Suppliers’ reluctance to take on new customers and the struggles of brokers and intermediaries to secure the quantities of quotes for their clients that they have been used to are sign posts of where the business energy sector could be heading. With businesses potentially struggling to get credit insurance, which limits business risk, increasing supplier concerns.

Robert Buckley, Head of Relationship Development at Cornwall Insight said: “Business energy prices have climbed considerably in the past 15 months, and they stand on the verge of another significant steep uplift when new contracts come in to place for the period from 1 October 2022.

“Logic dictates that there can only be so long that so many businesses can pay so much more for their energy without knock-on consequences for themselves, their suppliers, and the wider economy, and if we at Cornwall Insight are correct there will be no return to 2020-21 wholesale prices before 2030. Despite this, in contrast to households, there has been strikingly little said about the affordability of business energy bills.

“We must think much harder about what this energy crisis is doing to business. This is not only to ensure we don’t see loss of output, but so we don’t see companies with heritage, roots in their communities and otherwise good prospects washed away. Such an outcome would have consequential impacts on real people and families not just company balance sheets and GDP statistics. Yet the level of action by government is surprisingly small given their wider economic agenda could be at stake.
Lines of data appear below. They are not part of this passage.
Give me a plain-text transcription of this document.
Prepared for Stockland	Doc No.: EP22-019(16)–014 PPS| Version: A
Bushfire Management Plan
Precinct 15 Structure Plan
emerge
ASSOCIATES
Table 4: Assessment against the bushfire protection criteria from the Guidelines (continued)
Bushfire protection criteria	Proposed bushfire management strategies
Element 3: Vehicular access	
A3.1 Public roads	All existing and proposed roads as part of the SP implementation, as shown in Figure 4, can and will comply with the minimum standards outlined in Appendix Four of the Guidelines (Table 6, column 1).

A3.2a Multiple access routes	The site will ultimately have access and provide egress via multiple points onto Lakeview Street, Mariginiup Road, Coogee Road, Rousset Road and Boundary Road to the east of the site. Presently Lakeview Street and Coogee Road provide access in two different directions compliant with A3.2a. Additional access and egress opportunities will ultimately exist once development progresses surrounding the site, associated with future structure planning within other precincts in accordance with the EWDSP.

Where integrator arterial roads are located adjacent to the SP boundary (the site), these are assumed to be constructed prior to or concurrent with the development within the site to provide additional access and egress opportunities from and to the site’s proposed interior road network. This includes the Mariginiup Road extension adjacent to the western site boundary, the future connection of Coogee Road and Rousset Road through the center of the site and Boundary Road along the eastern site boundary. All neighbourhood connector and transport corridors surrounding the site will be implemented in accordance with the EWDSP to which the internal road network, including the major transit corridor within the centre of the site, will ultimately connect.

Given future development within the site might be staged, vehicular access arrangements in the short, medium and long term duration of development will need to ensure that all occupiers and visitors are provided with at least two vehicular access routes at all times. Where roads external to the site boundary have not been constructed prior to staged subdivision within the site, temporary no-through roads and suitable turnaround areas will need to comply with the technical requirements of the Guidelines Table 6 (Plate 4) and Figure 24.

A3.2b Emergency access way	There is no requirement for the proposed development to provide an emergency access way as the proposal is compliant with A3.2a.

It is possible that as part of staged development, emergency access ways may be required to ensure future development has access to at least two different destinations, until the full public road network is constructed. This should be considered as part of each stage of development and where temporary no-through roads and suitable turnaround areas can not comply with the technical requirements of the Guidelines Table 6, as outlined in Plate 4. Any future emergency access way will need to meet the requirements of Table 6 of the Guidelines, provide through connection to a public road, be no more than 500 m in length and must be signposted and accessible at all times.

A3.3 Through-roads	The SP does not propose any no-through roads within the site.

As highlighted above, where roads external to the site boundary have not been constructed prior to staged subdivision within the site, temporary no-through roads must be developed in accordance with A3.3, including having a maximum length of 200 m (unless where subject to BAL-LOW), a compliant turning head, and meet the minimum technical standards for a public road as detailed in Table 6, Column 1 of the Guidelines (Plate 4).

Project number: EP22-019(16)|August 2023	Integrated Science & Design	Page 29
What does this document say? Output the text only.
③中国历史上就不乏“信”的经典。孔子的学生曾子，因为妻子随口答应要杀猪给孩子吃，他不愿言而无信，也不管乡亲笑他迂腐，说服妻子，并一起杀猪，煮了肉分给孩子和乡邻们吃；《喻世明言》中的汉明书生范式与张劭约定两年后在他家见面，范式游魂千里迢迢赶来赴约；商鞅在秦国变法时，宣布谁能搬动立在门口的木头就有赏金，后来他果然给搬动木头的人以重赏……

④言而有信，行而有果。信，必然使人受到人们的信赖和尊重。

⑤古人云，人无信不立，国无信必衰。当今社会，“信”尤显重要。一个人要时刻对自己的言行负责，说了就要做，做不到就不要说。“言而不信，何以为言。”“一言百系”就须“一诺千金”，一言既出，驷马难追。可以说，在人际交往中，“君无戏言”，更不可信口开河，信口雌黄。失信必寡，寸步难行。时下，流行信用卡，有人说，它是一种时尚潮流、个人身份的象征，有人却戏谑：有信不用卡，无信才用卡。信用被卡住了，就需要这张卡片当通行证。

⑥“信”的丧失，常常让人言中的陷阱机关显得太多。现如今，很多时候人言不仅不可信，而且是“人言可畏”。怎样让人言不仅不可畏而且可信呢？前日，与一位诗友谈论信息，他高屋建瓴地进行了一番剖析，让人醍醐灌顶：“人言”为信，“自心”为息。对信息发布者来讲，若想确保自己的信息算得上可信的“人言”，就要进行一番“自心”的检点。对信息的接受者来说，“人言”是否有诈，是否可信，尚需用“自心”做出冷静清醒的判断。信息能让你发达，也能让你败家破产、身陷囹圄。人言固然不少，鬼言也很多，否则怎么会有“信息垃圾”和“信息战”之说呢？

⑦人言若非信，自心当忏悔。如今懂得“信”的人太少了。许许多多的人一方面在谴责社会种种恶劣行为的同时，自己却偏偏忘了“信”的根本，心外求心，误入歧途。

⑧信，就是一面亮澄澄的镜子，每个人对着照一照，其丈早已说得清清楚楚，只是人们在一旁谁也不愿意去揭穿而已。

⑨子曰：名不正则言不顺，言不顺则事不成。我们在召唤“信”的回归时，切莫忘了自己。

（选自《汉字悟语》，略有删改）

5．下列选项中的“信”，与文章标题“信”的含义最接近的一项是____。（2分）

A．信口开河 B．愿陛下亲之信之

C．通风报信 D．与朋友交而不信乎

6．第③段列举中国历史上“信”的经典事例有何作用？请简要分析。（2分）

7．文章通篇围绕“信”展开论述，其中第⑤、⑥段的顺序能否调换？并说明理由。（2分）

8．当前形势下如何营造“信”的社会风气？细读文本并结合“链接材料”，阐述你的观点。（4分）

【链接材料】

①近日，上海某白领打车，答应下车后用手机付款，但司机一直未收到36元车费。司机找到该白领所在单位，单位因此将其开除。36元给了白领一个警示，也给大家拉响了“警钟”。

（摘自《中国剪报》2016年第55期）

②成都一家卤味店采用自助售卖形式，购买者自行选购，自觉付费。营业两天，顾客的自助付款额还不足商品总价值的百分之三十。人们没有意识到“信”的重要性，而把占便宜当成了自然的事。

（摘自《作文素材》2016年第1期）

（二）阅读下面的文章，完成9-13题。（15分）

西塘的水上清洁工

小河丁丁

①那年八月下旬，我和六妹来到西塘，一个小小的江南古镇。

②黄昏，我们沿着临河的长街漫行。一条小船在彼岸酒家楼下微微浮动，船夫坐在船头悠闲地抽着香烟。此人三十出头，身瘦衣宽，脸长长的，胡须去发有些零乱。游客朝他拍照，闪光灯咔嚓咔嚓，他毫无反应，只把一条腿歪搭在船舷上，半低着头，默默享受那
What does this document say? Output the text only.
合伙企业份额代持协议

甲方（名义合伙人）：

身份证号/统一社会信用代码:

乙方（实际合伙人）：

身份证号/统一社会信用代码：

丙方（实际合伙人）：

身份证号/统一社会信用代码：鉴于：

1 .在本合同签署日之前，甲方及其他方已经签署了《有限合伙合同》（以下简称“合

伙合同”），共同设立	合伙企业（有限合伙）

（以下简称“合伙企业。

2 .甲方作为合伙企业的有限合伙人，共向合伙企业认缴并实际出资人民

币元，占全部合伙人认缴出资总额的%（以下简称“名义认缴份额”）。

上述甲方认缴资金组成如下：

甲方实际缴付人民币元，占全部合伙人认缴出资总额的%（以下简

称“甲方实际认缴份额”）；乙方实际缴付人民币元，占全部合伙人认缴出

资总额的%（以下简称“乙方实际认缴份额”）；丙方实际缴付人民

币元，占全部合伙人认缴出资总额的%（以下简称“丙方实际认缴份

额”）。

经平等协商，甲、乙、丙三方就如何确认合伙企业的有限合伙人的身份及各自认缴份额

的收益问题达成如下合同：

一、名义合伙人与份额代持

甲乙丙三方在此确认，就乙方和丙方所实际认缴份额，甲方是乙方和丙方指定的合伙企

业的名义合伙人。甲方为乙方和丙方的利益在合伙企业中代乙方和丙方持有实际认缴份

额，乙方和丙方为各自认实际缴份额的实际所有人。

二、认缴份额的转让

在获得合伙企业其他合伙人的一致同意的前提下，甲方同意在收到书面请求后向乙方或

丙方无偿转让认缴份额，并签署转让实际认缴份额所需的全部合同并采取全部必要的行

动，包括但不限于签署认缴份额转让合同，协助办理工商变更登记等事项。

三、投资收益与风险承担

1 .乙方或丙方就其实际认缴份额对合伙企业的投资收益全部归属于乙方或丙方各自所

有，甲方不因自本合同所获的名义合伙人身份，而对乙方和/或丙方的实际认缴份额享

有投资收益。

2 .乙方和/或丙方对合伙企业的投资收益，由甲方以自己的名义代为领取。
“We are simply not having the essential conversations in Great Britain on relief for, or of, structured energy savings from businesses. We must ask ourselves whether we should be following the example of countries such as Germany, who are talking about the potential for rationing energy and taking energy savings measures now.

“But what else can be done? Opening a scheme where businesses could get paid to not use energy at peak times would be a start. After all we know what triggers winter demand peaks even if we do not know exactly when they will occur. Not only could such a scheme properly value demand response but there would be significant carbon savings too as fossil fuel generation would not need to run.”